Graduate Seminar: Kristala L. Jones Prather
Kristala L. Jones Prather
Associate Professor, Massachusetts Institute of Technology
Modular Pathway Design for Synthesis of Biofuels and Biochemicals
The growing interest in a “biomass-based” economy has led to new efforts to construct and improve microorganisms capable of producing chemicals. The current focus is largely on liquid biofuels; however, a successful “biorefinery” is likely to be a mixed-product facility, with many compounds produced from one or more biomass-derived feeds. Identifying methods for the production of both novel biofuels and “value-added” compounds is both a challenge and an opportunity. The potential for biological conversion of feedstocks to bulk chemicals is enhanced by the availability of tools and techniques from the established discipline of Metabolic Engineering, which has enjoyed tremendous successes in the development of highly productive microorganisms for a variety of products of interest. We can also gain insights from Biocatalysis, where the choice of enzymes to mediate biotransformation of chemical substrates is based largely on consideration of the required functional group conversion without being limited by prior evidence of transformation of the full structure. Our group is interested in applying principles from each of these intellectual arenas towards the design and construction of novel biosynthetic pathways for specified target compounds. Using this approach we have developed a novel pathway towards a compound with no identified natural source, 3-hydroxy-g-butyrolactone. We have also explored the ability to modify existing pathways for the production of unnatural products. In this case, a particular challenge emerges towards the functional assembly of multi-step pathways in heterologous hosts, namely, the ability to evaluate and subsequently diagnose limitations in individual elements of the pathway in vivo. We have developed a modularization approach that enables the implementation of bypasses at several intermediate stages in order to identify bottlenecks that would not be revealed through in vitro studies of enzyme activities. This bypass strategy also leads to an ability to produce multiple products from metabolic engineering of a single pathway.
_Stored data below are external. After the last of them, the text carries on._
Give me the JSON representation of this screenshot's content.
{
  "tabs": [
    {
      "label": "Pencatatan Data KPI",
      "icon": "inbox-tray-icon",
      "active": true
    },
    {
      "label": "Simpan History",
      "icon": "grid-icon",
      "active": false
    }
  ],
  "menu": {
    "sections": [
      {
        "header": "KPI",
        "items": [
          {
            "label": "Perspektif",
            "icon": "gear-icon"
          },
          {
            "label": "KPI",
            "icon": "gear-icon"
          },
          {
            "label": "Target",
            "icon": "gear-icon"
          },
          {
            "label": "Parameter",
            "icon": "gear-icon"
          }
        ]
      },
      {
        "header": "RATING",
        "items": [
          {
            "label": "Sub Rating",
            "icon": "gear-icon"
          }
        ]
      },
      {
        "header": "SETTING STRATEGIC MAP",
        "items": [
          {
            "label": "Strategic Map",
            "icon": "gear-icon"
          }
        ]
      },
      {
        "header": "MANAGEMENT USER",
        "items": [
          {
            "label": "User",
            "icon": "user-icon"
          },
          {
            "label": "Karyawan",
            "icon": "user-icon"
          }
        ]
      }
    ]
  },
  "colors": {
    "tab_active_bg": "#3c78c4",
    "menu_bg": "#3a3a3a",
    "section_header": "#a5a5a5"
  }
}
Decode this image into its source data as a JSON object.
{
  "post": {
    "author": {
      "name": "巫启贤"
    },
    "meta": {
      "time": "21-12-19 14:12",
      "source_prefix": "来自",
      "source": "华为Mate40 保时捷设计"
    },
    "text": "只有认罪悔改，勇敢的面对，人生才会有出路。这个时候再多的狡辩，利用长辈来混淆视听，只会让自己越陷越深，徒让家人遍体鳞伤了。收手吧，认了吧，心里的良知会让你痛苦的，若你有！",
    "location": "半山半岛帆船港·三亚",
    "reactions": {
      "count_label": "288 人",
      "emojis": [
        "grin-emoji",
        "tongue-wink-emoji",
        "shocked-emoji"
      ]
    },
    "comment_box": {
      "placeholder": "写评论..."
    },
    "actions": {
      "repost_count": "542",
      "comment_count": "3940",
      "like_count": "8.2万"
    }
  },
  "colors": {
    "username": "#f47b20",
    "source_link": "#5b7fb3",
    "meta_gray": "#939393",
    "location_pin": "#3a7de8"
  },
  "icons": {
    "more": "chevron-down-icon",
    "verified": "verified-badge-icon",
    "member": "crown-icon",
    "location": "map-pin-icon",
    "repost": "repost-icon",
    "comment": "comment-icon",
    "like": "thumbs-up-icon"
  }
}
Kristala Jones Prather is the Theodore T. Miller Associate Professor of Chemical Engineering at MIT and an investigator in the multi-institutional Synthetic Biology Engineering Research Center (SynBERC) funded by the National Science Foundation (USA). She received an S.B. degree from MIT in 1994 and Ph.D. from the University of California, Berkeley (1999), and worked 4 years in BioProcess Research and Development at the Merck Research Labs (Rahway, NJ). She is the recipient of a Camille and Henry Dreyfus Foundation New Faculty Award (2004), an Office of Naval Research Young Investigator Award (2005), a Technology Review “TR35” Young Innovator Award (2007), a National Science Foundation CAREER Award (2010), and the Biochemical Engineering Journal Young Investigator Award (2011). Prather has been recognized for excellence in teaching with the C. Michael Mohr Outstanding Faculty Award for Undergraduate Teaching in the Dept. of Chemical Engineering (2006) and the MIT School of Engineering Junior Bose Award for Excellence in Teaching (2010).